Many business men and women form “partnerships” and “limited liability partnerships” to own and run their various business operations. Why? One of the primary reasons is to avoid personal liability for the businesses’ debts and obligations and that is a good reason to form a partnership.
However, while using the partnership model to run your business and, hopefully, protect your personal assets and wealth, the use of this form of business entity is not without potential problems and issues. Our firm was recently involved in a dispute over the dissolution of a professional medical practice which operated as a limited liability partnership. The professional practice began as two doctor operation but continued to grow, expand, and hire additional doctors, all of whom eventually became partners. The doctor who started the practice ran it as a King might run his Kingdom. He did not look to his partners for input or decisions. Most importantly (and disastrously for the King) he made all financial decisions affecting the partners and the partnership, sharing little information with his fellow partners except his final decision on financial issues. As an important aside, he also used the partnership’s checking account as his own personal check book.
Needless to say, the King did not remain King for long. As soon as his partners learned of his financial self-dealings, lawyers got involved for each separate physician/partner and it got messy very quickly. I share this background as a foundation for what follows, a brief discussion of the duties and obligations partners have to one another under Virginia law.
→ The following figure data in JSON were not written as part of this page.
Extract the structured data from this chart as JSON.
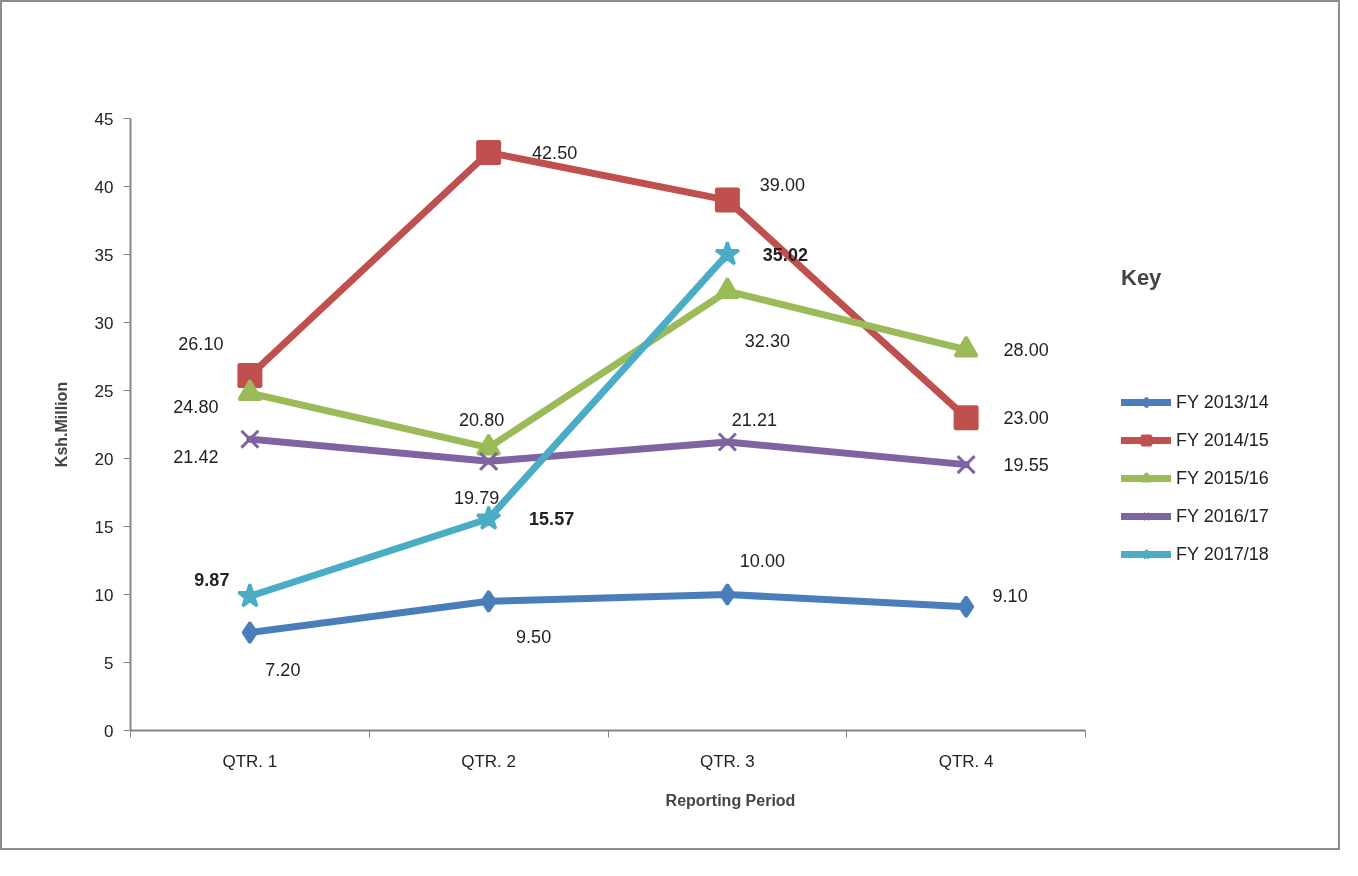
{
  "chart_data": {
    "type": "line",
    "xlabel": "Reporting Period",
    "ylabel": "Ksh.Million",
    "legend_title": "Key",
    "legend": "right",
    "grid": false,
    "categories": [
      "QTR. 1",
      "QTR. 2",
      "QTR. 3",
      "QTR. 4"
    ],
    "ylim": [
      0,
      45
    ],
    "yticks": [
      0,
      5,
      10,
      15,
      20,
      25,
      30,
      35,
      40,
      45
    ],
    "series": [
      {
        "name": "FY 2013/14",
        "color": "#4a7ebb",
        "marker": "diamond",
        "values": [
          7.2,
          9.5,
          10.0,
          9.1
        ],
        "value_labels": [
          "7.20",
          "9.50",
          "10.00",
          "9.10"
        ]
      },
      {
        "name": "FY 2014/15",
        "color": "#c0504d",
        "marker": "square",
        "values": [
          26.1,
          42.5,
          39.0,
          23.0
        ],
        "value_labels": [
          "26.10",
          "42.50",
          "39.00",
          "23.00"
        ]
      },
      {
        "name": "FY 2015/16",
        "color": "#9bbb59",
        "marker": "triangle",
        "values": [
          24.8,
          20.8,
          32.3,
          28.0
        ],
        "value_labels": [
          "24.80",
          "20.80",
          "32.30",
          "28.00"
        ]
      },
      {
        "name": "FY 2016/17",
        "color": "#8064a2",
        "marker": "cross",
        "values": [
          21.42,
          19.79,
          21.21,
          19.55
        ],
        "value_labels": [
          "21.42",
          "19.79",
          "21.21",
          "19.55"
        ]
      },
      {
        "name": "FY 2017/18",
        "color": "#4bacc6",
        "marker": "star",
        "values": [
          9.87,
          15.57,
          35.02,
          null
        ],
        "value_labels": [
          "9.87",
          "15.57",
          "35.02",
          null
        ]
      }
    ]
  }
}
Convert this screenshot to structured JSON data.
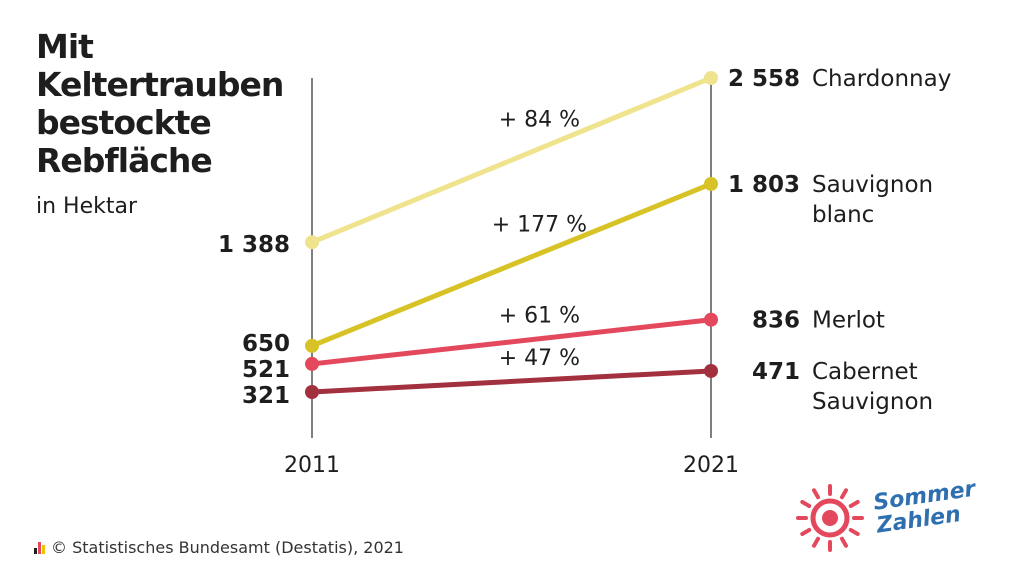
{
  "header": {
    "title": "Mit\nKeltertrauben\nbestockte\nRebfläche",
    "subtitle": "in Hektar"
  },
  "chart_data": {
    "type": "line",
    "title": "Mit Keltertrauben bestockte Rebfläche",
    "subtitle": "in Hektar",
    "x": [
      "2011",
      "2021"
    ],
    "ylim": [
      0,
      2558
    ],
    "grid": false,
    "series": [
      {
        "name": "Chardonnay",
        "label_lines": [
          "Chardonnay"
        ],
        "values": [
          1388,
          2558
        ],
        "start_label": "1 388",
        "end_label": "2 558",
        "change": "+ 84 %",
        "color": "#efe38e"
      },
      {
        "name": "Sauvignon blanc",
        "label_lines": [
          "Sauvignon",
          "blanc"
        ],
        "values": [
          650,
          1803
        ],
        "start_label": "650",
        "end_label": "1 803",
        "change": "+ 177 %",
        "color": "#d8c326"
      },
      {
        "name": "Merlot",
        "label_lines": [
          "Merlot"
        ],
        "values": [
          521,
          836
        ],
        "start_label": "521",
        "end_label": "836",
        "change": "+ 61 %",
        "color": "#e4485d"
      },
      {
        "name": "Cabernet Sauvignon",
        "label_lines": [
          "Cabernet",
          "Sauvignon"
        ],
        "values": [
          321,
          471
        ],
        "start_label": "321",
        "end_label": "471",
        "change": "+ 47 %",
        "color": "#a3303f"
      }
    ]
  },
  "footer": {
    "source": "© Statistisches Bundesamt (Destatis), 2021",
    "logo_text": "Sommer\nZahlen",
    "logo_color": "#e4485d",
    "logo_text_color": "#2f6fb0"
  }
}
In Virginia a partnership is governed by the Virginia Uniform Partnership Act (the “Virginia Act”), Va. Code Ann. §§ 50-73.79 to .150. The Virginia Act is closely modeled after the Revised Uniform Partnership Act (“RUPA”). RUPA has been adopted in some form by at least 36 states, including Virginia, as well as the District of Columbia.
Addressing the general standards of a partner’s conduct, the Virginia Act provides that “[t]he only fiduciary duties a partner owes to the partnership and the other partners are the duty of loyalty and the duty of care set forth in subsections B and C.” Subsections B and C of § 50-73.102 of the Virginia Act define the fiduciary duties of loyalty and care owed by a partner as follows:
- A partner’s duty of loyalty to the partnership and the other partners is limited to the following:
- To account to the partnership and hold as trustee for it any property, profit, or benefit derived by the partner in the conduct and winding up of the partnership business or derived from a use by the partner of partnership property, including the appropriation of a partnership opportunity;
- To refrain from dealing with the partnership in the conduct or winding up of the partnership business as or on behalf of a party having an interest adverse to the partnership; and
- To refrain from competing with the partnership in the conduct of the partnership business before the dissolution of the partnership.
- A partner’s duty of care to the partnership and the other partners in the conduct and winding up of the partnership business is limited to refraining from engaging in grossly negligent or reckless conduct, intentional misconduct, or a knowing violation of law.
In order to prevail on a claim for breach of fiduciary duty against one of its partners, a partnership must show not only that the partner benefited from the challenged transaction, but that the partnership was harmed by the transaction.
The fiduciary duties of loyalty and care are not the only duties owed by partners to each other and to the partnership itself. Va. Code Ann. §50-73.102(D) provides as follows:
- A partner shall discharge the duties to the partnership and the other partners under this chapter or under the partnership agreement and exercise any rights consistently with the obligation of good faith and fair dealing.
Unfortunately, the Virginia Act does not define what is meant by “good faith and fair dealing.” The official comments to RUPA do, however, indicate that “‘good faith” clearly suggests a subjective element, while “fair dealing’ implies an objective component.” In addition, “good faith,” as judges generally use the term in contract disputes, is best understood as an ‘excluder,’ a phrase with no general meaning or meanings of its own. Instead, it functions to rule out many different forms of “bad faith.” The drafters of RUPA “intended the characterization of good faith and fair dealing as a non-fiduciary obligation,” as opposed to the fiduciary duties of loyalty and care.
The Virginia Act prohibits the enforcement of a partnership agreement which eliminates the obligation of good faith and fair dealing. In other words, despite the language the King drafted into the medical group’s partnership agreement which limited his obligations and duties to treat his partners fairly, Virginia law would look past such self-serving language and impose the obligation of good faith and fair dealing.
In our case the King/doctor/partner designated himself as the “managing partner” in the partnership documents. A managing partner’s obligations to his partners are even greater and he owes the highest possible fiduciary duty to his partners. Several courts have held that managing partners owe their partners the highest fiduciary duty recognized in the law. A managing partner has a duty to administer the partnership affairs solely for the benefit of the partnership and may not place himself in a position where it benefits him to violate this duty.”
In short, if you are a partner in a partnership or limited liability partnership (and not the King) you have rights and you can hold your partners accountable if you are treated unfairly.